In 1975 Brian Eno and Peter Schmidt developed a system called Oblique Strategies, which uses index cards to approach creative deadlock from different angles. Typical cards say: “Use an old idea,” “Ask your body,” “Try faking it!,” “Honour thy error as a hidden intention,” or “Work at a different speed.” The problem with this system is that when one’s in a state of idea-lessness, the words sound empty. What’s an old idea? What’s to be faked? What’s an error? Without the spark of enthusiasm, these are meaningless concepts. Perhaps this system would generate ideas in a corporate environment, where ideas are disposable and have an expiration date, but for the artist searching after truth they’re hollow.
There’s a scene in Hitchcock’s Rear Window where Lisa Fremont (Grace Kelly), hearing the songwriter at work in his studio, asks her boyfriend Jeff (Jimmy Stewart) where the composer gets such inspiration. He replies, “He gets it from the landlady once a month.” It’s true: deadlines and external demand help a person to think.
The ancient Greeks believed in the Muses and would invoke them before any creative endeavor. Homer takes no credit for The Iliad, whose first line, in Fitzgerald’s translation, is “Anger be now your song, Immortal One!” He saw himself as a vessel, not a creator. Any artist has had that feeling on finishing a work.

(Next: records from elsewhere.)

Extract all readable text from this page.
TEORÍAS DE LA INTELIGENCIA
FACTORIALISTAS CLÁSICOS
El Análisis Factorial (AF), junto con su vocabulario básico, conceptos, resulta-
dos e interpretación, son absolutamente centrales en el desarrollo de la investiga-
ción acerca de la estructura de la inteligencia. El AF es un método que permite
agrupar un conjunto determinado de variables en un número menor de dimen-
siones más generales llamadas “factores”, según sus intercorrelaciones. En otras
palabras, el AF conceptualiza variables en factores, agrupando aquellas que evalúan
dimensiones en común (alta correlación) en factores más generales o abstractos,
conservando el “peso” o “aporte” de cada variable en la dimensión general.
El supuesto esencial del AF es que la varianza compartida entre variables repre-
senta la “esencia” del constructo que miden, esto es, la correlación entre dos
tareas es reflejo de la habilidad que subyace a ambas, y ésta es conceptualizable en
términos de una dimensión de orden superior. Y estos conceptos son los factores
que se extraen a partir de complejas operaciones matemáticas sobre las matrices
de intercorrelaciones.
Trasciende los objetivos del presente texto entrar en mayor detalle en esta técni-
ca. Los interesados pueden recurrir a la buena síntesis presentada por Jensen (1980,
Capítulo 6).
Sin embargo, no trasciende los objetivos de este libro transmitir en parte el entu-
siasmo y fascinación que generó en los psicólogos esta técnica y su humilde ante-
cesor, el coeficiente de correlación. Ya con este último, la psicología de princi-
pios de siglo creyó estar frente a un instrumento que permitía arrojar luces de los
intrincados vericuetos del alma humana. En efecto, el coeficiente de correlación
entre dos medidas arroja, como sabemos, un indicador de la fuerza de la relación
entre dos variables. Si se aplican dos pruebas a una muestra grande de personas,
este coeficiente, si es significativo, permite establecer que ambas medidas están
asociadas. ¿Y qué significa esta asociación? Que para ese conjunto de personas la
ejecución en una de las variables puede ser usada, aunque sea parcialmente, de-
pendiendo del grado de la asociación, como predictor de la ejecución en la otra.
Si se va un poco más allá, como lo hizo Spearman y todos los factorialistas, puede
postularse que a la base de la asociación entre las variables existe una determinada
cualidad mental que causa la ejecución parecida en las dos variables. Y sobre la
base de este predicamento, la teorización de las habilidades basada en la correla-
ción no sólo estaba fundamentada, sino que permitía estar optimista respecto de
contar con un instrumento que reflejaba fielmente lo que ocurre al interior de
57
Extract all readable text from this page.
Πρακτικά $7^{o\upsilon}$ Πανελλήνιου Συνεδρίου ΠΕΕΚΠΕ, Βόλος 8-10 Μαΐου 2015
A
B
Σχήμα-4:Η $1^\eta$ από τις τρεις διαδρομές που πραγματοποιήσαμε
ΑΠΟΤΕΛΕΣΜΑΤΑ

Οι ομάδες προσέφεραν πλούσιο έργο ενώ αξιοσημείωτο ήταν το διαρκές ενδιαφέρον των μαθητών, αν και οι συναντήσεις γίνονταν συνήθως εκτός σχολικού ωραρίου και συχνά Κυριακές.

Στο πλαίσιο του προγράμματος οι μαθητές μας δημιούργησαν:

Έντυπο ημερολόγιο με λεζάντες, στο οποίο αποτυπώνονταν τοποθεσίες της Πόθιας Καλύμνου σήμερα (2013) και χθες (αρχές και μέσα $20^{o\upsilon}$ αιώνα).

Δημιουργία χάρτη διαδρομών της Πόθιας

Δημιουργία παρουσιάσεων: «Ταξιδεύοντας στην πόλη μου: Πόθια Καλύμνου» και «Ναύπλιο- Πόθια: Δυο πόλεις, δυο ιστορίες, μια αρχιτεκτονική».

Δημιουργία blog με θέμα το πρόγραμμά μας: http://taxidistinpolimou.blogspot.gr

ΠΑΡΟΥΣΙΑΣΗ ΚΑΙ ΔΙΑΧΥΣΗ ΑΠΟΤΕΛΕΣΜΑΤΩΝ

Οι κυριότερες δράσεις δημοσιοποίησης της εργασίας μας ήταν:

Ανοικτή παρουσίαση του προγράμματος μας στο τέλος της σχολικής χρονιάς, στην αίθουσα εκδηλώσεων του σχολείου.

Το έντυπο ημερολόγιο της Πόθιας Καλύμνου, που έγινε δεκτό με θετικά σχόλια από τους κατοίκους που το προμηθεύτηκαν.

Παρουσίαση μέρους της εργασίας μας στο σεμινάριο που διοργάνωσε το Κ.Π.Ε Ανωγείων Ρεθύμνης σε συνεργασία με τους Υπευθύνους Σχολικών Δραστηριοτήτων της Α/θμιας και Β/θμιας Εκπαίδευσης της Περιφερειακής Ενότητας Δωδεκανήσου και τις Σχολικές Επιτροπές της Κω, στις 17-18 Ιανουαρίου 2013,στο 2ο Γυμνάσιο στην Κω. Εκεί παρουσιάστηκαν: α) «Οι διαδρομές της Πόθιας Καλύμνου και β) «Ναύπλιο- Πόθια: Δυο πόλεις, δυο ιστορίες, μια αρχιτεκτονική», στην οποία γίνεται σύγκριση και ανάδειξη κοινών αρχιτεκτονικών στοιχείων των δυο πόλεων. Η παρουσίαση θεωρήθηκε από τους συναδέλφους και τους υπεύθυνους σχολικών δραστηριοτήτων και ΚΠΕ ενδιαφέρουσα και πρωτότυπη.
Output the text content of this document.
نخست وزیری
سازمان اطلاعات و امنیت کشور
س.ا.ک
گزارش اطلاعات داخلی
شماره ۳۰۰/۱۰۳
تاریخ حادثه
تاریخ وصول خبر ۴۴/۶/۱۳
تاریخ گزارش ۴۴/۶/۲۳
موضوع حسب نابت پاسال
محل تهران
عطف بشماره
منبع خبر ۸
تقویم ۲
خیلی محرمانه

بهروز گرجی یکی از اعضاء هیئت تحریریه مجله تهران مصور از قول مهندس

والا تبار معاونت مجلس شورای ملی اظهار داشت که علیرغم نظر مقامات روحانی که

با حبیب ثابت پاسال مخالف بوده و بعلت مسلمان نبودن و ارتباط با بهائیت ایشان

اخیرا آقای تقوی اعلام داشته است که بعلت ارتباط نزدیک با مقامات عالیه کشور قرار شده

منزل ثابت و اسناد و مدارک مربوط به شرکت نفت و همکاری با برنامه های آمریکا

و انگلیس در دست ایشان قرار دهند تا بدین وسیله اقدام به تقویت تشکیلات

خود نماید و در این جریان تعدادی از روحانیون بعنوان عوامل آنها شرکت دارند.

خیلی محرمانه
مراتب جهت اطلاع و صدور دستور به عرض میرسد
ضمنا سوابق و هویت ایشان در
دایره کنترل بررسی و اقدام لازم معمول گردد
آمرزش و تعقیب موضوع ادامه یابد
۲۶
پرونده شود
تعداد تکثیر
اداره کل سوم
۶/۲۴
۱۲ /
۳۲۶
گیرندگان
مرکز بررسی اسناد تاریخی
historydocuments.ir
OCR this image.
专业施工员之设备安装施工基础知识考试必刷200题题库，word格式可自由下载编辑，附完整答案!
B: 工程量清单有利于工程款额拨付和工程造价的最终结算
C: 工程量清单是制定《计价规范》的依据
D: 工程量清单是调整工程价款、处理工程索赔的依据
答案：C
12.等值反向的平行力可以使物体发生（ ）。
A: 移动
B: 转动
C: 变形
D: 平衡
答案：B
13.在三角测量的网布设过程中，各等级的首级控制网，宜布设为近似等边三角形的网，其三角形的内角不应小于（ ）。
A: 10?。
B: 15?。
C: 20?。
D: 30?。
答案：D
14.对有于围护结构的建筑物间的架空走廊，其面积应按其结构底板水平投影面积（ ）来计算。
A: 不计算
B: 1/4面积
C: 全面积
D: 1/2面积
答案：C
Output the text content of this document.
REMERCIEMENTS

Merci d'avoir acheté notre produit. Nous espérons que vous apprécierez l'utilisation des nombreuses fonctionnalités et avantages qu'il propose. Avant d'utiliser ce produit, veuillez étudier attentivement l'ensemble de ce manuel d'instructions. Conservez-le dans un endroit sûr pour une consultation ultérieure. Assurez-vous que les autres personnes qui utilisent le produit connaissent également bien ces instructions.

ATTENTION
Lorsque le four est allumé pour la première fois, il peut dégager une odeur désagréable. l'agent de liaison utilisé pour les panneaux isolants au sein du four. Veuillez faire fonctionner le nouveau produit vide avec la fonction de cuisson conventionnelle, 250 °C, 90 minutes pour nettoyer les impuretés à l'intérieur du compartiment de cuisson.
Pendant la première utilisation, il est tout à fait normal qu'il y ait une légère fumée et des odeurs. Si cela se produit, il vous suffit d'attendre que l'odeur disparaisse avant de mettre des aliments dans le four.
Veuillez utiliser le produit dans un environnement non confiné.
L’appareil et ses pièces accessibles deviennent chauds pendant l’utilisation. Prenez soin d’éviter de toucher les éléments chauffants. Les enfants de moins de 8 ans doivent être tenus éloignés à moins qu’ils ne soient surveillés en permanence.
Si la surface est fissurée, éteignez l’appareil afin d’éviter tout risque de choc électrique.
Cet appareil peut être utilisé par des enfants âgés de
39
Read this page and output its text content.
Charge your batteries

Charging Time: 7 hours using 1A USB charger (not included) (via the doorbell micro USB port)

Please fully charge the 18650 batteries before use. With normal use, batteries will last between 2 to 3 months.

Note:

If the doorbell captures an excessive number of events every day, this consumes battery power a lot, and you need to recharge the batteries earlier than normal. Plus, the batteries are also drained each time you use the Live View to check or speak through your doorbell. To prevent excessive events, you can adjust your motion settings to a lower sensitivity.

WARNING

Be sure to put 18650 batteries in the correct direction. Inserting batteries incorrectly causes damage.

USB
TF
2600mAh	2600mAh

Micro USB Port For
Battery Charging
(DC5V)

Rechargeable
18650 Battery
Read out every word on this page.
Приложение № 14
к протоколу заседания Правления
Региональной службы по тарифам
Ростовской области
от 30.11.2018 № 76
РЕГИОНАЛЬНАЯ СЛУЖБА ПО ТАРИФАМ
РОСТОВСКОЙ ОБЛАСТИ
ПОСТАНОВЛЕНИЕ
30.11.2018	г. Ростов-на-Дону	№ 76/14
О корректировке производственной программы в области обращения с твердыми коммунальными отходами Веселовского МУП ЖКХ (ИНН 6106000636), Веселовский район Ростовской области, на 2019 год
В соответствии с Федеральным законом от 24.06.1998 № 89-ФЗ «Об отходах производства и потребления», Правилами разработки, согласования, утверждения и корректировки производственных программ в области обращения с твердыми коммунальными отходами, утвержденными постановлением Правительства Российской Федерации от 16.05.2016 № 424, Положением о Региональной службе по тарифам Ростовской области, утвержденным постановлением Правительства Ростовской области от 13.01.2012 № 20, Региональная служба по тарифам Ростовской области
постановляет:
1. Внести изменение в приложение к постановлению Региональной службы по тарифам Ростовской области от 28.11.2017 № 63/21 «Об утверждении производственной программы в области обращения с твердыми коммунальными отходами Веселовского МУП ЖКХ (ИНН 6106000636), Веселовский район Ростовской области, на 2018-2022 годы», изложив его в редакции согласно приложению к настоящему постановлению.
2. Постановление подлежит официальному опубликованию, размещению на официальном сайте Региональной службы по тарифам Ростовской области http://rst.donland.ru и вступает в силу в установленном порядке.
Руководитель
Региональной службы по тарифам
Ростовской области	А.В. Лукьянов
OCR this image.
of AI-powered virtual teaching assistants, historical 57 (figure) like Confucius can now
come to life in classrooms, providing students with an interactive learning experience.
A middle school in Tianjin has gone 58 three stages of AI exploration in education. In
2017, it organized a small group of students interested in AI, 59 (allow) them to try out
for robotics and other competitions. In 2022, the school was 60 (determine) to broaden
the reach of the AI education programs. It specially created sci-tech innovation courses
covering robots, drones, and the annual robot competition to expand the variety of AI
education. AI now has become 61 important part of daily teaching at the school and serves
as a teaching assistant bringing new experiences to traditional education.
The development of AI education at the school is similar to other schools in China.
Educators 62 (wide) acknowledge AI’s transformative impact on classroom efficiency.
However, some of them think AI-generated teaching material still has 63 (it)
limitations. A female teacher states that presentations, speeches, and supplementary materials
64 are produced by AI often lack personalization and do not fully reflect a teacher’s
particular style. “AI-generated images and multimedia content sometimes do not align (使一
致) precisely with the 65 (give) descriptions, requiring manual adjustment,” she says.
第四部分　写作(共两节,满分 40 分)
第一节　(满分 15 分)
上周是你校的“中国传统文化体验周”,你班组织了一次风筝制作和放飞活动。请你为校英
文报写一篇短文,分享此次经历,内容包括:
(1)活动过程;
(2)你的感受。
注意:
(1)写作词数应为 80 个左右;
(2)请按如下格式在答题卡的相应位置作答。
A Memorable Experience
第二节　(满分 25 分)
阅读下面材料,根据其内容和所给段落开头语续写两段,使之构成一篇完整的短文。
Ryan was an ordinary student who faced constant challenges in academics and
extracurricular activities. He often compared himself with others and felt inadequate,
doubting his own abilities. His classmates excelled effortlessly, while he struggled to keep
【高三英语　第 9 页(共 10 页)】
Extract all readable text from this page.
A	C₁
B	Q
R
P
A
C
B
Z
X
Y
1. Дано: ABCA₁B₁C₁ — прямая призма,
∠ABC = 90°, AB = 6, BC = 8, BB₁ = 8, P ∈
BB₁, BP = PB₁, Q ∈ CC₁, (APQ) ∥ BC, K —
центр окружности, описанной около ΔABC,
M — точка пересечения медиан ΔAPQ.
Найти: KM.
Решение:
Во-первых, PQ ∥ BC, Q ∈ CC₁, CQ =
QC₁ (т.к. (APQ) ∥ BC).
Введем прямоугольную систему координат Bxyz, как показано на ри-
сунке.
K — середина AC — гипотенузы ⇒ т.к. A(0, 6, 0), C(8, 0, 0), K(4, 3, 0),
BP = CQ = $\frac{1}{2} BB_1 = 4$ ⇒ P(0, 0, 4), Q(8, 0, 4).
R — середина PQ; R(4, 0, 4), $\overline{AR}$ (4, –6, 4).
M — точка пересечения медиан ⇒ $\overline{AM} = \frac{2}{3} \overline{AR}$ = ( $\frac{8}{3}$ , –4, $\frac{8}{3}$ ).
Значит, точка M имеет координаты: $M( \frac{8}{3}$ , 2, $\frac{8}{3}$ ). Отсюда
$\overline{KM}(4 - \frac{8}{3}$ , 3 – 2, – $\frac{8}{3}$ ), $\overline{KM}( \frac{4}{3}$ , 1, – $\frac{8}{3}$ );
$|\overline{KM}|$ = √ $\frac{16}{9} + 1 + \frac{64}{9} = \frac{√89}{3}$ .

Does inspiration exist? If so, it suggests metaphysical realities that modern man may be loath to accept. Robert Musil, the author of The Man Without Qualities, in Freudian allegiance to his times, wrote that inspiration was simply a misunderstanding of the workings of the subconscious: that the mind is working even if we’re unaware of it.
Consider as well that Bartók and the Dutch composer Louis Andriessen have said that composers always write the same piece of music. This suggests that we’re like strands of DNA, each having a unique idea to share, but one that we can’t escape because it’s integral to our being. Maybe, but the artist still requires the illusion that he or she is starting out again from scratch.
The lowest form of creative activity is the ideologically-inspired idea. This results when one aligns with an established system of thought and expresses adherence to a set of preconceived ideas, whether political, sexual, identity-driven, race-driven, or otherwise. It’s soapbox nonsense, unworthy of a thinking person.